Não gostava de computador. Computador para ela era o diabo ligado na tomada. “E não me venha com bateria de longa duração, muito menos com Wi-Fi!” – vociferava. Ela, que intitulava-se o ‘diabo de saias’, preferia a boa e velha Olivetti. Era a máquina no colo e o cigarro de filtro amarelo entre os dedos. Um maço e meio, eu disse?! Agora que os ponteiros do relógio marcam pouco mais de meio-dia, já passa do quarto. Fumara cerca de oitenta e cinco cigarros em menos de duas horas. E ela lá em jejum... comendo cigarros. Os dedos amarelados pela nicotina, pareciam que iam quebrar, de tão frágeis; coitados. Dedos enegrecidos pela fumaça impiedosa dos cigarros. Tudo ali fora tingido de amarelo. A folha de papel furta-cor. A máquina de escrever empoeirada. A mesa cheia de cinza. A toalha de mesa queimada. O cinzeiro lotado. As bitucas caídas ao chão. Ali havia: acetato de chumbo, acetona, ácido cianídrico, acroleína, alcatrão, amoníaco, arsênico, benzeno, benzopireno, butano, dicloro-difenil-tricloroetano, dietilnitrosamina, fenol, formol, fósforo, mercúrio, chumbo, cádmio, metanol, metopreno, monóxido de carbono, naftalina, nicotina, níquel, pireno, polônio, terebentina e xileno, dentre as mais de quatro mil e setecentas substâncias tóxicas, cancerígenas e radiativas, contidas na fumaça do cigarro. Era o fumo, o filtro, o papel e a fumaça, transformados em veneno: Cigarro.

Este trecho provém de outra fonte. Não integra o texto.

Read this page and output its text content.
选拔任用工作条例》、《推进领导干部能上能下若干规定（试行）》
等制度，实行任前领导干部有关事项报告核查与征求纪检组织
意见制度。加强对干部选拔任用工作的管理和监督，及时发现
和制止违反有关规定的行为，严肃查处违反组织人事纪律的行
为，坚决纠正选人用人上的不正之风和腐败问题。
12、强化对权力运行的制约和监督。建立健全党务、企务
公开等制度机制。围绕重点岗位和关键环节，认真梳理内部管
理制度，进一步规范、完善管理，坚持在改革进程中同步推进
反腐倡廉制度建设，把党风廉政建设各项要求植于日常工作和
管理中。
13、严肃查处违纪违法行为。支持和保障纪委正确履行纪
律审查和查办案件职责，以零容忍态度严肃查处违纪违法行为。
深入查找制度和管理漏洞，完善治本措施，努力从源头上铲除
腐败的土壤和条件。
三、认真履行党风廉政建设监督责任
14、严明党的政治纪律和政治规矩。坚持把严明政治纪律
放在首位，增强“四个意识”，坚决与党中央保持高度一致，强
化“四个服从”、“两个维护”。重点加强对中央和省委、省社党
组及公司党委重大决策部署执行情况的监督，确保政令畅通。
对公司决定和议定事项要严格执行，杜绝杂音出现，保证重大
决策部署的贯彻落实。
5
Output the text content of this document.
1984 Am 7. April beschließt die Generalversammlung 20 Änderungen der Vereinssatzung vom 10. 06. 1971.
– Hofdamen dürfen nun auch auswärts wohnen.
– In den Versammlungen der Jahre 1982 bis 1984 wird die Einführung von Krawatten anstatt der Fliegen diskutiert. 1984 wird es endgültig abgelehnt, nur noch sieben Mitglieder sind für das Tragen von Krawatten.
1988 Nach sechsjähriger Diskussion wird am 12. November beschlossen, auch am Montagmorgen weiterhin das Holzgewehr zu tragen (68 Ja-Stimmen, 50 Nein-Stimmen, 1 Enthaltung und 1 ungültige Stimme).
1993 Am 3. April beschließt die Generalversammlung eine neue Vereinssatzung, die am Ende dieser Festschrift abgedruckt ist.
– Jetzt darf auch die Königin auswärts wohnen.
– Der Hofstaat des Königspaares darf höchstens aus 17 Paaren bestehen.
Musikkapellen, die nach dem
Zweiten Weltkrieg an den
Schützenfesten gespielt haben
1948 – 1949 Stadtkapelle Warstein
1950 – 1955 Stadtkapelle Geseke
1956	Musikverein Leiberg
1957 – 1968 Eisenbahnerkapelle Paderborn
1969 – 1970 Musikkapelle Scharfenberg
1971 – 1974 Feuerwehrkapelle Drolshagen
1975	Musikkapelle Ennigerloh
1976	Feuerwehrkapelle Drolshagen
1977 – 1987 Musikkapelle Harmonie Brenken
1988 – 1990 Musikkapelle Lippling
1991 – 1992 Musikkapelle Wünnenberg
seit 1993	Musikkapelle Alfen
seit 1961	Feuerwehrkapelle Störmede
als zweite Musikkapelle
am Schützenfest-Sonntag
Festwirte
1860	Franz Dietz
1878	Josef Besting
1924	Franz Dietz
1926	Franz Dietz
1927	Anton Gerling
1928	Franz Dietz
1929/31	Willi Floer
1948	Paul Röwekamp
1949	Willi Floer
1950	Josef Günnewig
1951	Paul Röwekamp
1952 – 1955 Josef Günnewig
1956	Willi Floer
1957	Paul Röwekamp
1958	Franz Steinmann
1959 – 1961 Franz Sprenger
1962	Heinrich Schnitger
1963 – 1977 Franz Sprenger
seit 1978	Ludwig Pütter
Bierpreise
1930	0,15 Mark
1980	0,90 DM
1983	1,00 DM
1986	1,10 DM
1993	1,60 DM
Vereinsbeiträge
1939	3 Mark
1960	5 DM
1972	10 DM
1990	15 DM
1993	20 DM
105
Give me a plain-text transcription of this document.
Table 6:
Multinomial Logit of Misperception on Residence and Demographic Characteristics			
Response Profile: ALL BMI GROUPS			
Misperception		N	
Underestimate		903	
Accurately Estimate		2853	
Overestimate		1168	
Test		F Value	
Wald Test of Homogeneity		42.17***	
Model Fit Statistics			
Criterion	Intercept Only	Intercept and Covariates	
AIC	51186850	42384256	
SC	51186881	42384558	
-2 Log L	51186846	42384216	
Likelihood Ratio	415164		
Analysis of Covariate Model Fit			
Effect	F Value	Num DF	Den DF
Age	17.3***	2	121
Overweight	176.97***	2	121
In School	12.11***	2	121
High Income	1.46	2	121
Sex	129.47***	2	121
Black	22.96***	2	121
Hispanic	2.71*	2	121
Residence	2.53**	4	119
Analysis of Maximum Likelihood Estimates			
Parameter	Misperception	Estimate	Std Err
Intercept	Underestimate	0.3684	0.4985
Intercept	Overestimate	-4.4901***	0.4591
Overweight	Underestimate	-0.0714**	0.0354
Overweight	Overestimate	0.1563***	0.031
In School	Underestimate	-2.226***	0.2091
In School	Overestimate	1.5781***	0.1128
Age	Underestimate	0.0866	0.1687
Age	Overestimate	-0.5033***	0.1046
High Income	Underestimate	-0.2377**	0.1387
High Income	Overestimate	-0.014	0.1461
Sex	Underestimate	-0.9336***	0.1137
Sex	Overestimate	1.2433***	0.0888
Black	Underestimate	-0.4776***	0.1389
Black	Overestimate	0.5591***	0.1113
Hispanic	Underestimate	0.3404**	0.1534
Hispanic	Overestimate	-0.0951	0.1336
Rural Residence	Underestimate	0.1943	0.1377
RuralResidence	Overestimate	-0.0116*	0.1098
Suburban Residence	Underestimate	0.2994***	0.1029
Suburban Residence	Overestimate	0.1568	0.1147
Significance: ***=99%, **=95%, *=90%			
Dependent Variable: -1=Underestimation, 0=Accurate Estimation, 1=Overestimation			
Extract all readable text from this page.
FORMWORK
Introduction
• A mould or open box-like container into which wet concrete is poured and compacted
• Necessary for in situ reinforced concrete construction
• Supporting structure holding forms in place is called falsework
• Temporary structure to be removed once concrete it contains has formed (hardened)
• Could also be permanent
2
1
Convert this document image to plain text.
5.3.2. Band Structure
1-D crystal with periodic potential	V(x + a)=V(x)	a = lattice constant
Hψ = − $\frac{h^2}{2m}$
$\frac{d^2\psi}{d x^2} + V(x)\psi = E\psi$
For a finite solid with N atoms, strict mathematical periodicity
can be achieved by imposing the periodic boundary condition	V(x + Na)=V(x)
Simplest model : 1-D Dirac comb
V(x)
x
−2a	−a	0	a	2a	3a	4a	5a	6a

“Pausa para um cafezinho. Ok. Melhor voltar a escrever. Deu fome... Melhor comer um Cream craker. Pronto.” Esta era a sua rotina. Todas as manhãs, entre baldes de café e pacotes de cigarro, ela escrevia religiosamente. Eram textos incríveis. Verdadeiras obras de arte. O tempo passou e de fato ela tornou-se um dos maiores escritores brasileiros. Não ganhou o ‘Pulitzer’, mas ganhou o ‘Jabuti’ e o ‘Camões’. Tornou-se uma febre em Portugal. Nenhum de seus livros virou best-sellers no Brasil, mas eram um sucesso nos sebos de todo o país. Não entrou para a ABL, mas a Associação dos Fumantes Inveterados a recebeu de braços abertos. Se fosse erudita, jamais seria Heinrich Schütz. Se fosse popular, nunca seria Argenor de Oliveira. Se fosse romântica, não chegaria aos pés de Casimiro de Abreu. Evidentemente não ocupou a Cadeira 23, não por falta de talento ou de vocação, mas porque aquilo não era para ela. Continuou fumando desbragadamente por mais alguns anos. A quantidade era a mesma: duzentos ao dia. Mas segundo ela, não era bem assim. Como passara a cortar a ponta dos cigarros com uma tesoura, diminuindo assim o tamanho, dizia que cortara o mal pela raiz. Velha e deprimida, mas em tempo algum resignada, parou de fumar. De que lhe serviriam os cigarros a esta altura da vida? “Melhor morrer de tédio do que morrer de câncer” – pensou. E ali mesmo ficou. Era prestativa e generosa, mas odiava perder. Contudo, era dura na queda, feito uma pedra.
O tempo passou um pouco mais, e hoje em dia ninguém se lembra mais dela. Caiu no esquecimento, dura e seca, sem nome ou sobrenome. Como último desejo, pediu que fosse enterrada com um cigarro entre os dedos. A família achou aquilo um exagero. Excêntrico demais para um ato solene. Seu corpo acabou sendo cremado.
No momento de seu sepultamento, deixou de ser Ana, para voltar a ser Bittencourt.
Suas cinzas foram jogadas no pátio da ABL.
P.S.: Não fora imortal durante a vida, mas passara a ser, após a morte.